Mes coups de pédales, m’amènent à St-Jean Baptiste de Rouville, puis au Mont St-Hilaire, où la montée du chemin de la montagne m’accueille. Je pense bien que je risque de monter les Appalaches avec moins de panache que pendant mes montées du Mont-Royal, car avec mon chargement, je suis déjà obligé ici à monter au plus petit pignon. Mais tant bien que mal, j’arrive à mes fins, je profite de ma faible vitesse de croisière pour admirer les vergers, et les belles bâtisses. Le mont est investi de nombreux vergers, illuminant le paysage lors de la fleuraison des pommiers.
Je continue ma route et descends le mont pour arriver à Belœil après avoir traversé la rivière Richelieu, que je longe par la 223, mais avant de brûler le bitume, je fais une pause, en admirant une dernière fois le Mont St-Hilaire, mon esprit se laissant porter par l’imagination, je me vois déjà dans quelques jours quand je serai entouré de montagnes, absorbé par la beauté des paysages qui s’offriront à moi. Mais trêve de rêverie, il me reste encore un bout à faire.
Un regain d’énergie me porte jusque le Mont St-Bruno, mont que j’ai déjà visité avec David, il y a maintenant quelques semaines, me voilà donc sur des chemins familiers, je ne m’arrête pas dans le parc, cette fois-ci, et roule jusque l’aérodrome de St-Hubert, il me reste tout juste à partir de maintenant un peu plus de 20km, et il est 13h, je peux me permettre de me relaxer un temps, tout en mangeant. Le vieux rêve de l’homme de voler est plus au moins réalisé par l’intermédiaire de l’avion, j’aimerais me trouver derrière le manche et pouvoir moi aussi observer la vie sous un autre angle.
La pause déjeuner étant finie, je passe par la rue, que je maudis depuis mon dernier passage, où lors de ma sortie au St-Bruno, je me suis retrouvé à devoir attendre le retour de David en camionnette pour rentrer chez moi, suite à la rencontre d’un bout de verre, dans le sillage de ma roue arrière.

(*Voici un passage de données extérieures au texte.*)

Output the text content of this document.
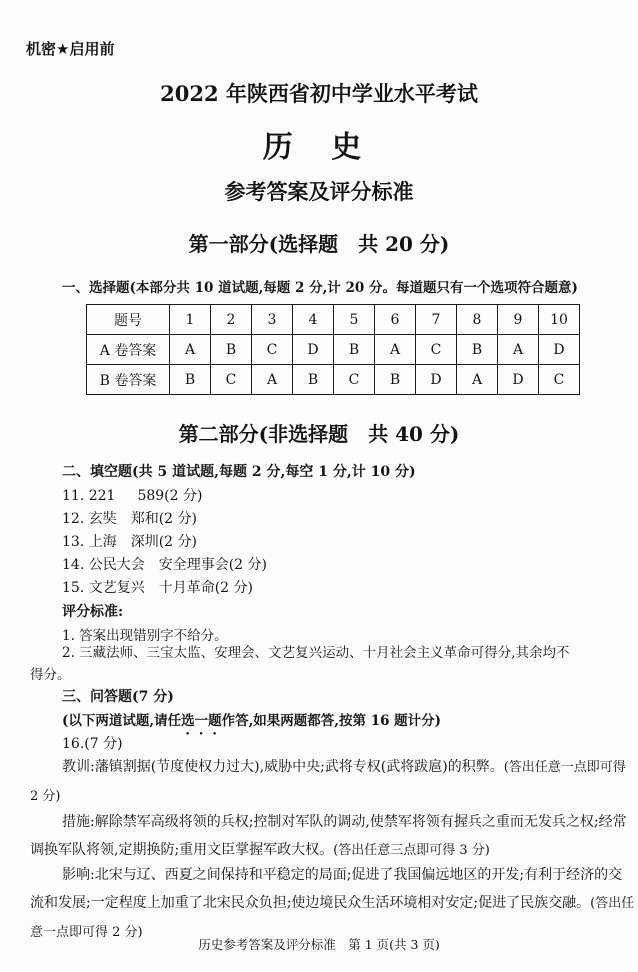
机密★启用前
2022 年陕西省初中学业水平考试
历 史
参考答案及评分标准
第一部分(选择题　共 20 分)
一、选择题(本部分共 10 道试题,每题 2 分,计 20 分。每道题只有一个选项符合题意)
题号	1	2	3	4	5	6	7	8	9	10
A 卷答案	A	B	C	D	B	A	C	B	A	D
B 卷答案	B	C	A	B	C	B	D	A	D	C
第二部分(非选择题　共 40 分)
二、填空题(共 5 道试题,每题 2 分,每空 1 分,计 10 分)
11. 221 589(2 分)
12. 玄奘　 郑和(2 分)
13. 上海　 深圳(2 分)
14. 公民大会　 安全理事会(2 分)
15. 文艺复兴　 十月革命(2 分)
评分标准:
1. 答案出现错别字不给分。
2. 三藏法师、三宝太监、安理会、文艺复兴运动、十月社会主义革命可得分,其余均不
得分。
三、问答题(7 分)
(以下两道试题,请任选一题作答,如果两题都答,按第 16 题计分)
16.(7 分)
教训:藩镇割据(节度使权力过大),威胁中央;武将专权(武将跋扈)的积弊。(答出任意一点即可得 2 分)
措施:解除禁军高级将领的兵权;控制对军队的调动,使禁军将领有握兵之重而无发兵之权;经常调换军队将领,定期换防;重用文臣掌握军政大权。(答出任意三点即可得 3 分)
影响:北宋与辽、西夏之间保持和平稳定的局面;促进了我国偏远地区的开发;有利于经济的交流和发展;一定程度上加重了北宋民众负担;使边境民众生活环境相对安定;促进了民族交融。(答出任意一点即可得 2 分)
历史参考答案及评分标准　第 1 页(共 3 页)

Je suis donc à l’affût, en passant au même endroit, mais cette route est dangereuse, trop fréquentée, même si je voyais un bout de verre, je ne suis pas sur de pouvoir faire un écart, au risque de passer sous les roues d’un de ces gros pick-up.
15h, cela fait du bien de pouvoir envisager de prendre une douche. Le compteur de la journée est alors à 108km, je déclare officiellement, que je suis définitivement prêt pour la Gaspésie.